The clinical implications of the IRC and immunotherapies of cancer are not yet clear, but there are potential considerations that could benefit cancer patients. For instance, up to 10% of patients undergoing rituximab monotherapy for low-grade CD20 positive B-cell lymphoma will show progressive disease shortly after the first antibody administration, which could potentially be due to areas of low antibody concentrations within a tumor that support tumor growth rather than suppressing it, although other potential mechanisms of primary therapy resistance have also been described. It’s worth noting that immunotherapies that potentially stimulate tumor growth may at the same time sensitize a tumor to chemotherapy, and therefore the net effect would still be beneficial. The IRC could have its biggest impact in maintenance regimes, since the IRC would predict that as the dose of reactant falls the chances for a tumor stimulatory effect would increase.

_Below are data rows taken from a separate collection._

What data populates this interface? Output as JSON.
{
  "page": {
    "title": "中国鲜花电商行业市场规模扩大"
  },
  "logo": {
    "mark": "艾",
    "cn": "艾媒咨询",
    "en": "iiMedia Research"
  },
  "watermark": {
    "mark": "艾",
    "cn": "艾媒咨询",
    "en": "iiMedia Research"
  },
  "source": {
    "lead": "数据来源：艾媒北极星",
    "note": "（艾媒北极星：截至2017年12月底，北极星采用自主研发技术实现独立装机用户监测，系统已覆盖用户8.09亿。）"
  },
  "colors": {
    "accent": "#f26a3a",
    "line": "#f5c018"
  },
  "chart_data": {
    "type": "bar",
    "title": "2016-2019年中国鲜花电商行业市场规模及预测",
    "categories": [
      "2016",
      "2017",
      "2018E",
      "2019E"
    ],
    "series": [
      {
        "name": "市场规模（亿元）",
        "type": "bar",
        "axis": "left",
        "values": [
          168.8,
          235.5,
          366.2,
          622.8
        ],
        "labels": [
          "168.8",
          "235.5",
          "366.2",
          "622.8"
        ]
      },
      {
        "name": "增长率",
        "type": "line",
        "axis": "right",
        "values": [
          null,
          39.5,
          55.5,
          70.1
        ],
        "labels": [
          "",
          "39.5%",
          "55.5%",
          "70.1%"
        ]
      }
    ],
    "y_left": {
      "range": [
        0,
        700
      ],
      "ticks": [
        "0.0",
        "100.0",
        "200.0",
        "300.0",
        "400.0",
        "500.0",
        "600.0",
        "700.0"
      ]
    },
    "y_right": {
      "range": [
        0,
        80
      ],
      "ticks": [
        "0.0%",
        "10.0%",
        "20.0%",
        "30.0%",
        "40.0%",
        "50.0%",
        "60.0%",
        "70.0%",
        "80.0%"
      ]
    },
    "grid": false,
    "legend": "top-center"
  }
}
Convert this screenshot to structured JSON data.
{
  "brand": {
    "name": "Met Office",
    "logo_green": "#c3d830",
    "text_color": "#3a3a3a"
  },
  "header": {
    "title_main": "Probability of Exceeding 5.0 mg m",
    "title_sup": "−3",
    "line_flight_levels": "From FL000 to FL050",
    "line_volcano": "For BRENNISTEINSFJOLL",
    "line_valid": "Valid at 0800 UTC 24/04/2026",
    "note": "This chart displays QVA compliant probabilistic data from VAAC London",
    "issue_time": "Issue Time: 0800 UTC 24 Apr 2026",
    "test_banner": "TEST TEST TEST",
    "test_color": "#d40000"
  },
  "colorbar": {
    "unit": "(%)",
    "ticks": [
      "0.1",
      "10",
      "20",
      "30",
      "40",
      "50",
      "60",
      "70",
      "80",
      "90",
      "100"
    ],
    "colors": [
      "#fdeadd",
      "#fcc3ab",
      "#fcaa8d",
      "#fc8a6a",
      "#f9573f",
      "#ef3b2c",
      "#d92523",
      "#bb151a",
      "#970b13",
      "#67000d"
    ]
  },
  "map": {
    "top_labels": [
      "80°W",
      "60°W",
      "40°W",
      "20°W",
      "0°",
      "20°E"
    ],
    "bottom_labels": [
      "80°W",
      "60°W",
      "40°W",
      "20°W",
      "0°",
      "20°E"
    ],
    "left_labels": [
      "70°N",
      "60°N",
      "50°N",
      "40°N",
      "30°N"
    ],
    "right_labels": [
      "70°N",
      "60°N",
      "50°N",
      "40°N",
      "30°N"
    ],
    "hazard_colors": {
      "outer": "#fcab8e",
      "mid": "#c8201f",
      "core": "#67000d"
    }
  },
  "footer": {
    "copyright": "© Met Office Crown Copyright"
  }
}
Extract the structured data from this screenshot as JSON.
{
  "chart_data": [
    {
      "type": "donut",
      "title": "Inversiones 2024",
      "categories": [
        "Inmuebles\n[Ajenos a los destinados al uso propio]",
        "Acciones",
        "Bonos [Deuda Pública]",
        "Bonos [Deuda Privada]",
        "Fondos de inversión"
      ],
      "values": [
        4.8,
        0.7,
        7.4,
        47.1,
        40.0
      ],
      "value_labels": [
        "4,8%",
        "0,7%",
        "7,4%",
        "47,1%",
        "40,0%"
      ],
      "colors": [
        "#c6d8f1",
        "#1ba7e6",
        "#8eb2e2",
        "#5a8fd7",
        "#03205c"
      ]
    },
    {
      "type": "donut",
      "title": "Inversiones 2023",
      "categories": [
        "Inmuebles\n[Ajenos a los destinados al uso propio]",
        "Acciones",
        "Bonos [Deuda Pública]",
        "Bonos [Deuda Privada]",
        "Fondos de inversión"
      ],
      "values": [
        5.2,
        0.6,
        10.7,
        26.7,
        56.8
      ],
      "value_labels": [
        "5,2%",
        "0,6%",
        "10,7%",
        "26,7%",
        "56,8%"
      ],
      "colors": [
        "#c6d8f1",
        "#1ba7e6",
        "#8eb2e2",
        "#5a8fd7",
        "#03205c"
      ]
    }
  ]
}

Our work suggests that the immune reactions toward cancer cannot only be described as a double-edged sword but in the case of antibodies rather as a one-edged Samurai sword that stimulates or inhibits tumor growth depending how hard it strikes (quantity and quality of antibody). While the mechanisms of tumor inhibition and promotion might be distinct, further studies are needed to better understand this phenomenon.